The commands in IListen sound like natural English or are actual phrases you might use, but you can't say just anything. For example, you can say "scratch that" or "forget that" to delete the last phrase transcribed, but "backspace" or "stop" won't work. You have to take the time to memorize its commands--you can spend a lot of time trying to guess the right phrases by trial and error.

The "What Can I Say" window shows commands you can speak in IListen.
The "What Can I Say" window lets you browse for the command you need, but then you're using a mouse or keyboard to find the correct voice command. It's awfully easy to reach for the mouse when learning how to use these programs.

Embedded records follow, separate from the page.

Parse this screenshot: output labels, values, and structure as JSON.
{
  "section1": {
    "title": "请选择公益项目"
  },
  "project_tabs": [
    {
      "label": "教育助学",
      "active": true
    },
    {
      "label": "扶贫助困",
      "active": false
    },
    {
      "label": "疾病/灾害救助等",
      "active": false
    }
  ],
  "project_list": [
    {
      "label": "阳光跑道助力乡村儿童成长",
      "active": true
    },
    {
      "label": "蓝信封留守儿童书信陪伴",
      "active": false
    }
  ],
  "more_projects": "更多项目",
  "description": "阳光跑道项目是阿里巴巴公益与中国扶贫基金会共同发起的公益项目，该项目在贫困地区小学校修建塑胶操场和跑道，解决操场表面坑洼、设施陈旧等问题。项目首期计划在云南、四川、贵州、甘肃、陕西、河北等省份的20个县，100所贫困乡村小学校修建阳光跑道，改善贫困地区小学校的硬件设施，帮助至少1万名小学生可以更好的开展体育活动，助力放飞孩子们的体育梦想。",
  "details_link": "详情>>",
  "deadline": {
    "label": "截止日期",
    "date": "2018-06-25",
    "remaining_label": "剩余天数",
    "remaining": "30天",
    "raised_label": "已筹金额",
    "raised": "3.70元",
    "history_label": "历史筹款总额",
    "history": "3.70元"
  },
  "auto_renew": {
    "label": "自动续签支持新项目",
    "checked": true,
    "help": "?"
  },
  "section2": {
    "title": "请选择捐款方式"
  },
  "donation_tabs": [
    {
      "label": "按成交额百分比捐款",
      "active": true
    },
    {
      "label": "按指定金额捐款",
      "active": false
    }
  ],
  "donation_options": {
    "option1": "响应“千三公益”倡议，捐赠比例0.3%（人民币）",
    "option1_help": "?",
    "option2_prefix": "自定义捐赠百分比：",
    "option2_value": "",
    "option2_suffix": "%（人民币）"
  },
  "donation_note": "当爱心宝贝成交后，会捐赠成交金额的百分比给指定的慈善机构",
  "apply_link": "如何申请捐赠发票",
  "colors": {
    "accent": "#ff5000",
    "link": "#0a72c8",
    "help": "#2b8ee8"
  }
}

IListen unexpectedly shut down a couple of times while I was switching tasks, which is rather annoying, but I didn't lose the text I'd dictated.
The Verdict
In a way, adjusting to using a microphone feels like using a mouse for the first time, or learning to type. It's a far from perfect input method, but practice makes it easier. However, the editing tools in both these speech recognition programs are far from perfect. I would need a compelling reason--such as a hand injury or a professional need to dictate while doing something else--to spend more than $100 to purchase either one.
The jury is still out on ViaVoice, but I probably will keep using my review copy of IListen because I expect the program will work better the more I practice.